Он улетел на пол. Малыш-интеллигент пальнул, но я прочувствовал и дёрнулся на долю секунды раньше, чем он нажал на спуск. Блок, захват, бросок и вот он уже корчился на полу, хватаясь за вывернутую руку.
— Как думаешь, — участливо улыбнулся я Васе, присел, и вложил ему горячий ствол между челюстями. — Как ты думаешь, нажму я на спуск? Выстрелю ли я, с учётом всего, что здесь произошло и с учётом того, что в запасе у меня есть ещё несколько источников информации? Кивни или мотни головой. Но не торопись, подумай. Я даю тебе только одну возможность ответить правильно. Если ошибёшься, второй попытки уже не будет. Готов? Отвечай.
Он кивнул. Ну, естественно. Впрочем, я не собирался выбивать ему мозги. Отлупить — одно, но жизни лишать? Для этого нужна была очень веская причина.
— Молодец, — улыбнулся я. — Теперь я задам следующий вопрос. Только один раз, Вася. Ты мне веришь? Скажи, как десантник десантнику.
— Я служил во внутренних войсках… — прошептал он. — Я не десантник…
— Эх, — разочарованно вздохнул я. — Но, в конце концов, никогда не поздно начать говорить правду. Итак, назови мне адрес, где сейчас находится девушка. Подумай, Вася. Жизнь — прекрасная штука и хочешь ли ты лишиться её ради Сёмушкина? Я так не думаю. Итак, адрес.
Жить Вася хотел, поэтому он тут же назвал адрес автотранспортного предприятия и объяснил, как найти заброшенный цех.
— Дай угадаю, — прищурился я. — Сёмушкин не имеет понятия ни о нашей сегодняшней встрече, ни о том, что ты похитил заложницу, да?
Он подтвердил и это.
— Ну, и мразь же ты, Васёк. А чего ты хотел от меня? Зачем ты это сделал?
— Хотел… Я думал… что так будет проще выполнить поставленную задачу…
Это было крайне сомнительно. Цель, скорее всего, у него была другая. Какая только… Ладно, выясним позже.
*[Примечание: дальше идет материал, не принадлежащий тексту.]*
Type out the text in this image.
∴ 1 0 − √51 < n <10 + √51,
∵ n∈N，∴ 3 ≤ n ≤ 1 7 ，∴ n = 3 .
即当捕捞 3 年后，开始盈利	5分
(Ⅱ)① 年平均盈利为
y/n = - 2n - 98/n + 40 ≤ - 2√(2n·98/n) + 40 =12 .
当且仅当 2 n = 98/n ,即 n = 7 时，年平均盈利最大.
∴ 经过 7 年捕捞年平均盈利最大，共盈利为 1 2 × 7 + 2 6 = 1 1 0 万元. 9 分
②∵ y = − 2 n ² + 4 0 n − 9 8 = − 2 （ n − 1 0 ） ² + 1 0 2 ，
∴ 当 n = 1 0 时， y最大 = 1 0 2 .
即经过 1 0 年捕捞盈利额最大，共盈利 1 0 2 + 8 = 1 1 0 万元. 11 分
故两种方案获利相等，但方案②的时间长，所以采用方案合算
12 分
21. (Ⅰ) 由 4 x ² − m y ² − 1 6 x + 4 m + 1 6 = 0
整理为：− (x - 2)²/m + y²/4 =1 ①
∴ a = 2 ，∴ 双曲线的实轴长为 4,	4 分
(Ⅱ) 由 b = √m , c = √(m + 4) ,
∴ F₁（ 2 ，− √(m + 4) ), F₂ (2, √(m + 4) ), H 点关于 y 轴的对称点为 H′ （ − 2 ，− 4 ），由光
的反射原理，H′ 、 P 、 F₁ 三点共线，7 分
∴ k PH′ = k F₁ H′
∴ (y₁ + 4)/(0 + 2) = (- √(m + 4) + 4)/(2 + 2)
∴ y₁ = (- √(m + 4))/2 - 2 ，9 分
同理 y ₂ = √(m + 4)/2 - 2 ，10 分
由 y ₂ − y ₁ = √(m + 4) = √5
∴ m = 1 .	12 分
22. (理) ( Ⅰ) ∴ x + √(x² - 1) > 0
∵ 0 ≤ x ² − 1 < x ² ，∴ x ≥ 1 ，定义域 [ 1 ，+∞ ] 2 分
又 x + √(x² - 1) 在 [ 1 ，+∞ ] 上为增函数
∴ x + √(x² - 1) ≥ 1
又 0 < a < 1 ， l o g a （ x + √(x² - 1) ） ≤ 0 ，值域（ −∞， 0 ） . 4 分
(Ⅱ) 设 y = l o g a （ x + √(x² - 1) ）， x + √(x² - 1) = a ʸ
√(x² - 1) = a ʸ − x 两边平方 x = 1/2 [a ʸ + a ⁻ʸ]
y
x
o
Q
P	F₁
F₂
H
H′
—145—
— Давай, Вась, вставай, — вздохнул я. — Поедем девушку освобождать. Ключи от машины у кого?
— У меня, — прохрипел он.
— Ну, и отлично. Погнали.
Думаю, Львов с Прокофьевым могли бы меня подстраховать, дали бы отряд, который за минуту не оставил здесь камня на камне. Но задача была в том, чтобы Сёмушкин думал, что я одиночка и не знал, что за мной кто-то стоит. А он мне был пока нужен больше, чем я ему.
Ну, а раз я изображал одиночку, то и действовать надо было самому. Я вывел Сомова во двор, усадил в служебную волжанку, на которой они приехали, пристегнул наручниками и повёз по названному им адресу. Правда, по пути я остановился у автомата и проинформировал Леонида о сложившейся обстановке и о месте, куда я направляюсь. Тут страховка была нужна, поскольку ребята-мусорята сейчас наверняка начинали приходить в себя, и получить какой-нибудь сюрприз мне совсем не хотелось.
У заброшенного цеха АТП охраны никакой не было, и Люся, бедная, сидела одна в холодном и тёмном цеху.
— Извини, Василий, но придётся тебе остаться здесь, — развёл я руками и посадил его на место, где сидела она.
Она держалась молодцом, не рыдала, не посылала проклятья и не истерила. Видно было, что она была напугана, но сохраняла трезвую голову.
— Тебе ничего не сделали? — с тревогой спросил я.
— Нет, — покачала она головой. — Что это было? Кто они такие? Чего им было надо? Нужно звонить в милицию!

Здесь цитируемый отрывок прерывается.